Phrases in this file are shuffled to enable the test and training sets to contain the same lengths of sentences on average. The words in the phrases in this file are separated by language, then tokenized and put into integer format based upon their frequency through a Keras Tokenizer. Instead of a list of phrases, there are now two two-dimensional arrays of integers which can be translated to their respective words at any time. These two arrays are then padded to the length of their longest phrase.

The padded English array is our model input, and the padded Spanish array is the model output.

Model Training

A Keras Sequential model with five layers (Embedding, two Bidirectional, RepeatVector, and a Dense layer with a softmax activation) is used. This model is trained for 180 epochs with a batch size of 256, learning rate of .0001, and takes a 20 percent validation split.

Test Results

The test set is taken from 20 percent of the total data and used to judge the accuracy of the model by comparing candidate sentences (translations by the model, or the models output given ‘y_train’) to reference phrases (the real translations, or ‘y_test’).

Accuracy is given in the form of a BLEU (bilingual evaluation understudy) score.

Screenshot

A rough reference for the BLEU score metric.

Since the BLEU score’s recommended use is as a corpus-wide metric, we add every candidate and reference sentence to a respective list and calculate the BLEU score from these two lists.

Screenshot

EnglishSpanishNMT's BLEU score evaluation on the test set.

The model gives an outstanding score of above 60, which translates (obligatory pun) to a model that can preform better than human translators on average. This is misleading however, as this score is obtained on a test set that is in turn obtained from a dataset which contents are vetted based on whether individual phrases contain only high frequency words. I.e. this score is only applicable as a valid metric for performance given the words used are the words above the frequency threshold in the original dataset.

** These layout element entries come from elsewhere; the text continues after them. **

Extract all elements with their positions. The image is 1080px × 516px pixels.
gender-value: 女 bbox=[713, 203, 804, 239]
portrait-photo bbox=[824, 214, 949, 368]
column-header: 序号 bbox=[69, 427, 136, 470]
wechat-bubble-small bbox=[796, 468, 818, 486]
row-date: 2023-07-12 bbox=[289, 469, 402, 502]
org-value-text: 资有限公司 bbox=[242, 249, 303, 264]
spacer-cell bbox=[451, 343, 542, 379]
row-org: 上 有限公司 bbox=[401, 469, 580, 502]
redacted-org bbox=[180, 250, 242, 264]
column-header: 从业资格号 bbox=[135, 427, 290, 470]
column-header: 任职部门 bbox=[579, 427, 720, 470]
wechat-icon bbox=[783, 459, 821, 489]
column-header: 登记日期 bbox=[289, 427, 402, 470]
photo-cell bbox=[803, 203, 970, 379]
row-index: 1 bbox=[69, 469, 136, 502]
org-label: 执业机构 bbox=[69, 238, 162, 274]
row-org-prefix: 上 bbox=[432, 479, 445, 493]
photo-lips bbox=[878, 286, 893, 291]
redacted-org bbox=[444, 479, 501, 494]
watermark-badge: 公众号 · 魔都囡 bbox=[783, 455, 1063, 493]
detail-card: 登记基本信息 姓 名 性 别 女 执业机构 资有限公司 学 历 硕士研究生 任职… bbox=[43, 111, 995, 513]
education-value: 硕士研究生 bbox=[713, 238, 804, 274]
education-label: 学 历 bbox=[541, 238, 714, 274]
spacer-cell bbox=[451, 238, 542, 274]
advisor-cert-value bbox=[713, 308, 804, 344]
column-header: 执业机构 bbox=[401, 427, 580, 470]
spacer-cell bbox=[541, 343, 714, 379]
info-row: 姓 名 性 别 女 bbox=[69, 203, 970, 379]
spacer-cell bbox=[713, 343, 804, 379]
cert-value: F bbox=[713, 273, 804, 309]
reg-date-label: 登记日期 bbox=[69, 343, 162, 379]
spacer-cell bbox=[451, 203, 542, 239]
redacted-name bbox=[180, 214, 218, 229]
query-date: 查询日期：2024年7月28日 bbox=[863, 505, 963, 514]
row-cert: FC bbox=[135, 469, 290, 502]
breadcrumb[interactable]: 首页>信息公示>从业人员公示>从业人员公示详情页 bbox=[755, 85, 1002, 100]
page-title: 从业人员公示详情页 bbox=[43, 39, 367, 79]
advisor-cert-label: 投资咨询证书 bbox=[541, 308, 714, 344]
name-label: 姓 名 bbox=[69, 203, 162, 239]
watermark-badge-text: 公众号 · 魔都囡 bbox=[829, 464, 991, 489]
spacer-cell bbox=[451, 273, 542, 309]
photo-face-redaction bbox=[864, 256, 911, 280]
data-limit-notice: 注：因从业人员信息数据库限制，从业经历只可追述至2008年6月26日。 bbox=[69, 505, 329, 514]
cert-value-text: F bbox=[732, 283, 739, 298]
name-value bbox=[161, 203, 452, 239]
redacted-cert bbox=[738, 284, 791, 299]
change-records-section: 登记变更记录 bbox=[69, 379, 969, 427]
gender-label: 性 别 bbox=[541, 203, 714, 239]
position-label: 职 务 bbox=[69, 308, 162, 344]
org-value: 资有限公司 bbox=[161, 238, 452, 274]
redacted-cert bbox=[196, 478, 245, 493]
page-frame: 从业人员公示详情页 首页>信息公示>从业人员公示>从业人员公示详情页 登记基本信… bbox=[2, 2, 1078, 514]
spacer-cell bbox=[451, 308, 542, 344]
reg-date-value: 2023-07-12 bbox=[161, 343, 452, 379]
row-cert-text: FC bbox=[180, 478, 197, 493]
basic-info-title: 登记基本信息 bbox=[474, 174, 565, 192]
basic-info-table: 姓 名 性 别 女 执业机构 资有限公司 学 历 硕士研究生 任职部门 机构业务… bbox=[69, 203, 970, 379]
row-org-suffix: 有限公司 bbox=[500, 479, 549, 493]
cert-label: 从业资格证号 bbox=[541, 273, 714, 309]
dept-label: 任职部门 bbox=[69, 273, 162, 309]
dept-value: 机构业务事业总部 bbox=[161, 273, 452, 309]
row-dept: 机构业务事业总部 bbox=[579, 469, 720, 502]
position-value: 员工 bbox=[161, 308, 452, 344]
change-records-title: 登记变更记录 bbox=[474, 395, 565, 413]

Fortunately, due to the Pareto principle, the majority of common words should be included above this threshold, so the model should have a high accuracy rate on simple sentences. But as the addition of more obscure words rises, the predicted accuracy of this model plummets. A greater data gathering and preprocessing effort would have to be undertaken to solve this problem, which is out of the scope of this project’s intention.

User Interface

Using the PyQt5 library, a MainWindow class holds two text boxes which takes English input and outputs the Spanish prediction of the model.